- Location: Riyadh, Saudi Arabia
- Date: 26 March 2018
- Executed by: Houthis
- Casualties: One killed Two injured

= 2018 Riyadh missile strike =

Houthi attack in Saudi Arabia

The 2018 Riyadh missile strike was a series of seven missiles launched into Saudi Arabia by Shiite Houthi rebels on 26 March 2018, targeting the King Khalid International Airport and other sites. Saudi forces claimed to have destroyed all seven missiles, three of them targeting Riyadh, two targeting Jazan, and one targeting Najran. However, according to Jeffrey Lewis, director of the East Asia Nonproliferation Program at CNS, the Saudis failed to intercept the missiles following a malfunction of the MIM-104 Patriot system. One video appeared to show a Patriot missile launch on Sunday night go rapidly wrong, with the missile changing course midair, crashing into a neighborhood in Riyadh and exploding. Another appeared to detonate shortly after being launched in the Saudi capital.

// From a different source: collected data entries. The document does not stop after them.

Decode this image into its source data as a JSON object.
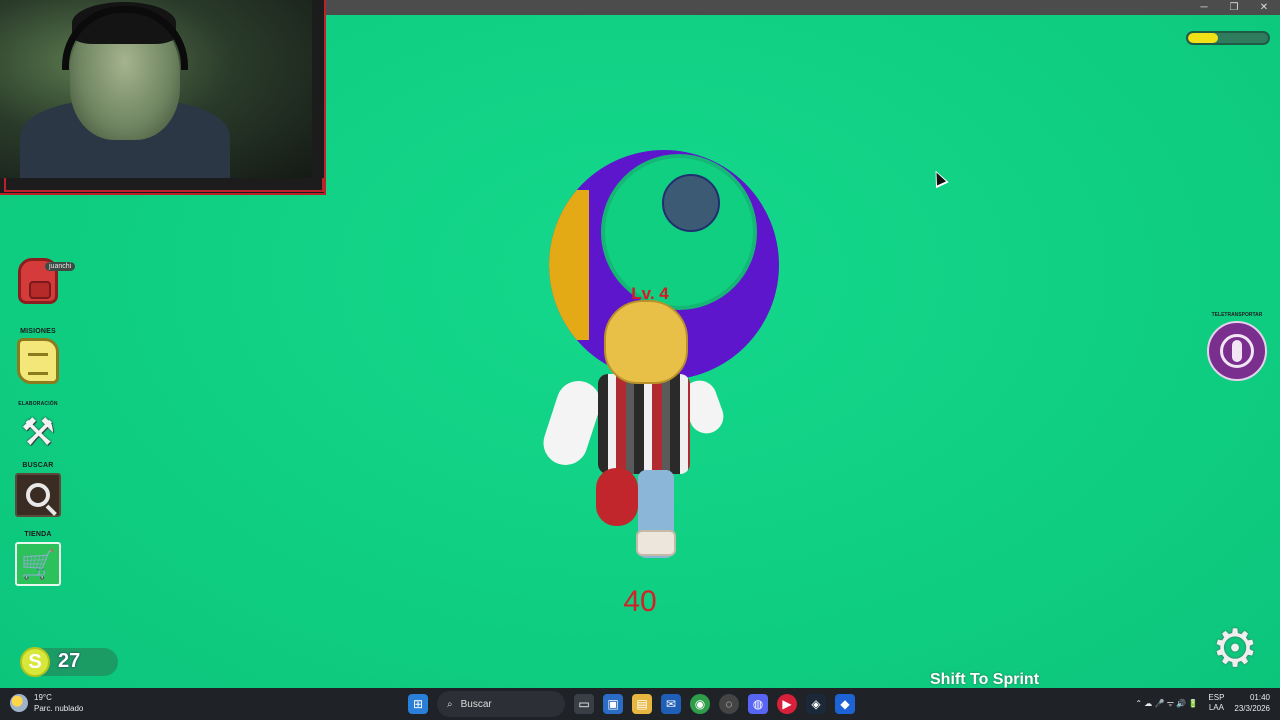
{
  "window": {
    "minimize": "─",
    "restore": "❐",
    "close": "✕"
  },
  "hud": {
    "health_fraction": 0.38,
    "level_label": "Lv. 4",
    "speed_value": "40",
    "sprint_hint": "Shift To Sprint",
    "coins": {
      "symbol": "S",
      "count": "27"
    },
    "teleport_label": "TELETRANSPORTAR"
  },
  "menu": {
    "backpack_label": "Mochila",
    "player_chip": "juanchi",
    "missions_label": "MISIONES",
    "crafting_label": "ELABORACIÓN",
    "search_label": "BUSCAR",
    "shop_label": "TIENDA",
    "tools_glyph": "⚒",
    "cart_glyph": "🛒"
  },
  "settings_glyph": "⚙",
  "taskbar": {
    "weather_temp": "19°C",
    "weather_desc": "Parc. nublado",
    "search_placeholder": "Buscar",
    "lang_top": "ESP",
    "lang_bottom": "LAA",
    "time": "01:40",
    "date": "23/3/2026",
    "tray_glyphs": "⌃  ☁  🎤  ᯤ  🔊  🔋"
  }
}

The news channel, Al Arabiya, aired footage that it said showed Patriot missile batteries firing at the incoming Houthi missiles. Online videos showed what appeared to be a missile fuselage lying on a street in Riyadh.

The UN Security Council condemned the attack. An Egyptian man was killed and two others were wounded when a fragment of one of the missiles over Riyadh fell over a neighborhood.

Al Masirah, a Houthi-run satellite news channel, identified some of the missiles fired as the Burkan, or Volcano missile. The United Nations, Western countries and the Saudi-led military coalition fighting in Yemen all said the Burkan mirrors characteristics of an Iranian Qiam ballistic missile. They said that suggests Iran either shared the technology or smuggled disassembled missiles to the Houthis, who then rebuilt them.

A spokesperson for the embassy of the Kingdom of Saudi Arabia said "seven ballistic missiles were shot toward Saudi Arabia from within Yemen." A press conference was held the same day at 1 p.m. "to provide more details about this aggressive act."